New Framework Sets National Value Threshold for Heart Drugs and Devices, Aiming to Balance Innovation and Access

Two major cardiovascular journals, JACC and Circulation, published a pair of companion papers introducing a new, practical framework for evaluating the economic value of cardiovascular drugs, devices, and preventive strategies. The writing group, chaired by Dhruv S. Kazi, MD, MSc, MS of Beth Israel Deaconess Medical Center and Harvard Medical School, recommends a single, evidence-based threshold of $120,000 per quality-adjusted life year (QALY) as a benchmark for determining whether new therapies deliver good value.

The new framework arrives at a time when the U.S. healthcare system faces rising costs, an aging population, and surging rates of diabetes and cardiovascular disease. Left unchecked, these trends threaten to outpace available resources. “This isn’t about spending less—it’s about spending smartly,” said Dr. Kazi, who is also the Associate Director of and Section Head of Health Economics at the Richard A. and Susan F. Smith Center for Outcomes Research. “Whether you believe our system must rein in runaway costs or that high spending fuels global innovation, you still need a consistent way to judge which therapies deserve investment. Our framework provides that clarity.”

Why it matters
U.S. health spending now exceeds $4.5 trillion annually, yet access remains uneven and medical debt widespread. The framework offers a transparent way to assess new interventions, asking a simple question: how much health do we get for each dollar spent? If a therapy delivers a year of good-quality life for less than $120,000, it generally represents a sound investment.

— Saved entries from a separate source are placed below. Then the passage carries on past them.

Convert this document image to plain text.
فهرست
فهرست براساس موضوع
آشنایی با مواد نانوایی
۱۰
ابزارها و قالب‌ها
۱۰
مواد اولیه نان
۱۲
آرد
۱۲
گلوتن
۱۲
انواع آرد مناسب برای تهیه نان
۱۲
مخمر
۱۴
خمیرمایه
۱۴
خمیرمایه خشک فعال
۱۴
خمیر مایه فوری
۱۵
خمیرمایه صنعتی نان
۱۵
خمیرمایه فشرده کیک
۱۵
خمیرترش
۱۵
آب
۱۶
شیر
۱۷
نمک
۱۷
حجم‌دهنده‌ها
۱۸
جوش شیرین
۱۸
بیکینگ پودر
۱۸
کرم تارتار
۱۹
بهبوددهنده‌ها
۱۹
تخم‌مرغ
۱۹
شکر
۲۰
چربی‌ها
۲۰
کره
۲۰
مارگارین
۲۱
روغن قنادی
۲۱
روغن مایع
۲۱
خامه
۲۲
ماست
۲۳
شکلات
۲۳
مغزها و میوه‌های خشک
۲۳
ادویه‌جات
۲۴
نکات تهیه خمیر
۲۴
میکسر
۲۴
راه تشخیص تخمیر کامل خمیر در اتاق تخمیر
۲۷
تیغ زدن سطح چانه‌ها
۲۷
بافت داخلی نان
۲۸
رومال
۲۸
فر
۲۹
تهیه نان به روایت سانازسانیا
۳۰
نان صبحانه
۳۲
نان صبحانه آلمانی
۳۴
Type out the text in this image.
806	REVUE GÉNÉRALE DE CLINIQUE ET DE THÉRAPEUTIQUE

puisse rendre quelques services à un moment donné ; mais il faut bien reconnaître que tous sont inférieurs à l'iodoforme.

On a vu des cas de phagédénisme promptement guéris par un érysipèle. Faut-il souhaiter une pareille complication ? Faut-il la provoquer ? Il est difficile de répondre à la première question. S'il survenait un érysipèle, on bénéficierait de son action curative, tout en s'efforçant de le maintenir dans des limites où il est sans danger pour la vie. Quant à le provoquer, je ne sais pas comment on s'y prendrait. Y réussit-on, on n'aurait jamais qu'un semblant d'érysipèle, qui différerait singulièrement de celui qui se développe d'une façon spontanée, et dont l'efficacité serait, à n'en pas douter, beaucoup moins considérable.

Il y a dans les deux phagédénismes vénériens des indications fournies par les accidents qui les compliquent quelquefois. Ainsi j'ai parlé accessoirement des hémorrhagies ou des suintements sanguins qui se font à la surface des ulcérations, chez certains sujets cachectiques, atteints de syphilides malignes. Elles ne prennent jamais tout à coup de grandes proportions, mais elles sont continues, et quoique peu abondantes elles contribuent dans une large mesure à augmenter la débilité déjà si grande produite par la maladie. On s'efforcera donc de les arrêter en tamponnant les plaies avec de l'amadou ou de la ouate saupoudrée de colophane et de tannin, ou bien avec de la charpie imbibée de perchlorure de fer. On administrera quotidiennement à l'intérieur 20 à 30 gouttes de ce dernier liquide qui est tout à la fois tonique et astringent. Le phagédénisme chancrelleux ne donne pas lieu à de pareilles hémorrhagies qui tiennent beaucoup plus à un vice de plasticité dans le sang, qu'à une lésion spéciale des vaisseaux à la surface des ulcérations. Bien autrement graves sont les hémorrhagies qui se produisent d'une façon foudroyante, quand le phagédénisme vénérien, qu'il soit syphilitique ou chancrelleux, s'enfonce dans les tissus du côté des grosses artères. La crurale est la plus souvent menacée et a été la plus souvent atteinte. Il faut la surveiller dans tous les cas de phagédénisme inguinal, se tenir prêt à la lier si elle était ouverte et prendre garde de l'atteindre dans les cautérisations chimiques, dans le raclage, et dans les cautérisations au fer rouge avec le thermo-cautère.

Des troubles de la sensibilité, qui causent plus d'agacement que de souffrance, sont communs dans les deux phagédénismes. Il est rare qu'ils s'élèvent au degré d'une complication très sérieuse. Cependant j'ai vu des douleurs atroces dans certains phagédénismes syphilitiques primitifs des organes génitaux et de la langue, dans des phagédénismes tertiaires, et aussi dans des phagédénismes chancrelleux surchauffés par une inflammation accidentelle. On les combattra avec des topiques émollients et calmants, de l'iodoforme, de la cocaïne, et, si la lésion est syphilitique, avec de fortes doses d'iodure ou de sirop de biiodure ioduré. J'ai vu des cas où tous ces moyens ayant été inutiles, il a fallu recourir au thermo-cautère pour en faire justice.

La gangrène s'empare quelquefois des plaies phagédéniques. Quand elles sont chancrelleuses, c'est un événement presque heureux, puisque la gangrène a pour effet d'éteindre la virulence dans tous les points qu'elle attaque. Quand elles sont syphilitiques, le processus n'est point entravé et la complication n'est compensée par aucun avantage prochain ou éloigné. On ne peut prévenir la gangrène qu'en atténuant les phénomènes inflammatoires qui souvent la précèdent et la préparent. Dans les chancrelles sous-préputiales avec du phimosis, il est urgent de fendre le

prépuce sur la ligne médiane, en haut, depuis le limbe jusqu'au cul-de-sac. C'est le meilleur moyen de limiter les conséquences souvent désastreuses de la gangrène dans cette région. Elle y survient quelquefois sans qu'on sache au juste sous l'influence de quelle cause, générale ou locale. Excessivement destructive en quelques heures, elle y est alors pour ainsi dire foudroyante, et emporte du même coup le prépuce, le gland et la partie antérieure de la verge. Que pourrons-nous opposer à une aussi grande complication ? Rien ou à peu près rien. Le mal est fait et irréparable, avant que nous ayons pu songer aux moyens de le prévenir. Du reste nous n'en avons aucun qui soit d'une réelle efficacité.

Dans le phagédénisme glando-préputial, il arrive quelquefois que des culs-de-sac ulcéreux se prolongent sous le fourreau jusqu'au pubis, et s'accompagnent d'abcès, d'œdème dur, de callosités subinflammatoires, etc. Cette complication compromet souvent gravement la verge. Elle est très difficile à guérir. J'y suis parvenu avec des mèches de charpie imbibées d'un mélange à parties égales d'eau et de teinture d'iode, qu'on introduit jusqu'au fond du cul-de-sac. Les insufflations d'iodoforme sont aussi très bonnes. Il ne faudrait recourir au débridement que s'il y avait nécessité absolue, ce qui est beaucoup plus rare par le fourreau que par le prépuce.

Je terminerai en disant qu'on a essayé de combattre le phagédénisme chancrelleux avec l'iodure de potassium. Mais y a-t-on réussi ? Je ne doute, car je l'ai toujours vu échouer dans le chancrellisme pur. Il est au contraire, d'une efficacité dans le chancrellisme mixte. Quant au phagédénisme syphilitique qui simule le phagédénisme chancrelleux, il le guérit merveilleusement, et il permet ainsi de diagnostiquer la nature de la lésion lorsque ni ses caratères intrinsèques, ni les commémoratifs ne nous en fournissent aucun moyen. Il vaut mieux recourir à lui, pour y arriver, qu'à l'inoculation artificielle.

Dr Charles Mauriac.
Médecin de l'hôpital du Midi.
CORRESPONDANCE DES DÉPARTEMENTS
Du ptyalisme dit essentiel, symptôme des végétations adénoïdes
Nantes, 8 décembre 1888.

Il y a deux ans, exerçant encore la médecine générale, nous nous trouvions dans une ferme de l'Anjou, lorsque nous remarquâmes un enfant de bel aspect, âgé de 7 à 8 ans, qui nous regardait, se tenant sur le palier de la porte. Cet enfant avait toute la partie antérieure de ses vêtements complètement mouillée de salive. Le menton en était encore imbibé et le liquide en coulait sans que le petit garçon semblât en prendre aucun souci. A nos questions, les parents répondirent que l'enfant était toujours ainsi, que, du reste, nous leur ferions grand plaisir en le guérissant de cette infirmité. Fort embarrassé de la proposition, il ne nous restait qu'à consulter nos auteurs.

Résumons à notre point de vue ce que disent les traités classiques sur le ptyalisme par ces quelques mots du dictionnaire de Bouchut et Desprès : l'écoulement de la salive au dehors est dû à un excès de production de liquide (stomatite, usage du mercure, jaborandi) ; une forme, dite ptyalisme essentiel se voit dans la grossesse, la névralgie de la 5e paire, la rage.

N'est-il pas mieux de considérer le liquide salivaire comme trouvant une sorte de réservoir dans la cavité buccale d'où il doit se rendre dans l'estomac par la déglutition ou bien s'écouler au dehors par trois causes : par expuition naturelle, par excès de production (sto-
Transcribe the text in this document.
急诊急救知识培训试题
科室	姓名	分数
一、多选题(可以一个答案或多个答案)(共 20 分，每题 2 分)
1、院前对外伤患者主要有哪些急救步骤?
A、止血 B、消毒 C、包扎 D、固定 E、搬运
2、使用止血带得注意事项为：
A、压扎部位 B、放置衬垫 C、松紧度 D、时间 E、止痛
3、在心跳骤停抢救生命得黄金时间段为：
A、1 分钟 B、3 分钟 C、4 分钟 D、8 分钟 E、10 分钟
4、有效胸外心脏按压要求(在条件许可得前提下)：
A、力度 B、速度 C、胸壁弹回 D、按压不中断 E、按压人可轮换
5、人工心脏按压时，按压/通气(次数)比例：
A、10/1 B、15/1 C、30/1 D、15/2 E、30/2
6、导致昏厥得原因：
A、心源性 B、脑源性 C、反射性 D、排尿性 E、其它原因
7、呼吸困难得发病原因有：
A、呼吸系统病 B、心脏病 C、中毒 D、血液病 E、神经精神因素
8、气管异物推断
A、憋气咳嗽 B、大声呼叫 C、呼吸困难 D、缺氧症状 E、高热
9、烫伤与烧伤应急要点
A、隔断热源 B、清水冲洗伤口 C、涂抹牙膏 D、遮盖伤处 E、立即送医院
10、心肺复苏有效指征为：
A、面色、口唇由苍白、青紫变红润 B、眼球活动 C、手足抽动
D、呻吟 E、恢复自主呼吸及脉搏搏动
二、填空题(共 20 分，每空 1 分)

If it costs more, it may still have merit but should be scrutinized more closely.

What’s new in the papers

  • Unified threshold: Replaces the patchwork of legacy values ($50,000–$150,000/QALY) with a single, empirically supported benchmark.
  • Guidance for special cases: Provides practical methods to assess high-cost rare-disease drugs, gene therapies, and cardiovascular devices.
  • Equity lens: Argues that efficient use of healthcare resources typically advances population health and equity, rather than putting them in conflict.
  • De-implementation signal: Calls on health systems not only to adopt high-value care but also to retire low-value interventions that drive up costs without improving outcomes.

The bigger picture
Dr. Kazi notes that two competing worldviews shape U.S. policy: one prioritizes controlling costs to improve access, while the other values sustaining high spending to support innovation. “Both perspectives ultimately demand the same thing,” he explained. “A systematic, evidence-based way to separate high-value innovations from low-value ones.”

The updated methodology is intended for guideline writers, policymakers, insurers, clinicians, and researchers. It also serves as a roadmap for the next generation of trainees in health economics, a field where fewer than ten experts nationwide currently focus on cardiovascular applications.

With cardiovascular disease still the leading cause of death and costs rising steeply, the framework offers a tool to ensure that limited dollars are directed to treatments that deliver the greatest benefit for patients and society.

About QALY: A QALY combines length and quality of life into a single measure. Spending less than $120,000 per QALY gained typically signals good value.